The FHA Mutual Mortgage Insurance (MMI) fund required a $1.69 billion bailout in 2013 after the 2007-09 housing bust and recession, leading the Obama administration to raise FHA mortgage insurance premiums.
Upfront premiums were raised from 1.5 percent of the mortgage balance to 2.25 percent in 2010, while annual premiums increased from 0.5 percent of the mortgage balance to 1.35 percent in 2013.
While FHA premiums have since come down from those peaks, they can still be a burden for many borrowers.
FHA borrowers also typically pay upfront premiums of 1.75 percent or about $4,594 for the average FHA purchase loan of $262,500. At 0.85 percent, annual premiums can add another $2,231 in recurring costs for the average-sized FHA purchase loan.
Another problem for FHA borrowers is that they have to keep on paying their annual premiums even after they’ve built up equity in their homes.
Homebuyers who take out private mortgage insurance when buying homes with down payments of less than 20 percent can drop their insurance when they have built up a 20 percent equity stake in their homes. But FHA’s life of loan requirement means that the only way to get out of paying FHA mortgage insurance premiums is to pay off your mortgage — either by refinancing it or selling your home.

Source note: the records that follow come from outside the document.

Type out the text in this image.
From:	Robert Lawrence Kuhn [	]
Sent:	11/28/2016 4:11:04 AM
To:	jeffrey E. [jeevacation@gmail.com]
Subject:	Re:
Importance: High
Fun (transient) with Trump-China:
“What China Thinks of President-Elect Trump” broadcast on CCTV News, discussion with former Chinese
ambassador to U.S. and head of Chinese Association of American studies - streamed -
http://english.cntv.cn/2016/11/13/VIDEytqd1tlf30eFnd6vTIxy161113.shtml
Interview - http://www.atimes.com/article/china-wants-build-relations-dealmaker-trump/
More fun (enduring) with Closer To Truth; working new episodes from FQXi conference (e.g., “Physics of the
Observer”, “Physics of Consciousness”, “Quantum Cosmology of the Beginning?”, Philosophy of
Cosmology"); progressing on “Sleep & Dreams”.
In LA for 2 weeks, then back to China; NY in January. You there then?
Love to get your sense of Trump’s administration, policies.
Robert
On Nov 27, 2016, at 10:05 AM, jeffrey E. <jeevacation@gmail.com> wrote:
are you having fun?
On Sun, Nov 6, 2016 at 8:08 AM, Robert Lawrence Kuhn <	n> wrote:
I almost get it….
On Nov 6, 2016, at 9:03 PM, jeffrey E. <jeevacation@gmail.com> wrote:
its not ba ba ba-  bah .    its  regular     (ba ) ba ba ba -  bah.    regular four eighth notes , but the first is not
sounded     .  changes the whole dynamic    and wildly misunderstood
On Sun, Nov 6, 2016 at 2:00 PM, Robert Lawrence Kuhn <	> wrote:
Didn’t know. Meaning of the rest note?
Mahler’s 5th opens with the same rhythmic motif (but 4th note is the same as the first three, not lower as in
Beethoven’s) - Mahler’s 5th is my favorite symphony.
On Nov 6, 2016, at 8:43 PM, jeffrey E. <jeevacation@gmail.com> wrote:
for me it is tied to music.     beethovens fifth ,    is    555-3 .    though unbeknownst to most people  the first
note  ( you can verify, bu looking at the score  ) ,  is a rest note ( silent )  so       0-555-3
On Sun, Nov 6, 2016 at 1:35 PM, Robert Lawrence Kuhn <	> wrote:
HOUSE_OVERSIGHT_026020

FHA officials made it clear in their last report to Congress, that instead of lowering premiums they would prefer to find other ways to expand access to mortgage credit including down payment assistance.
“For many low- and moderate-income households, the primary impediment to homeownership is amassing the required down payment,” HUD said in its last report to Congress. “FHA will explore the ways in which it can expand or enhance homebuyer assistance programs to better support underserved borrowers, particularly individuals and families of color.”
The Black Homeownership Collaborative has set a goal of creating 3 million net new Black homeowners by 2030, by providing homeownership counseling, down payment assistance and marketing and outreach. The collaborative also advocates stepping up housing production and expanding lending in underserved communities.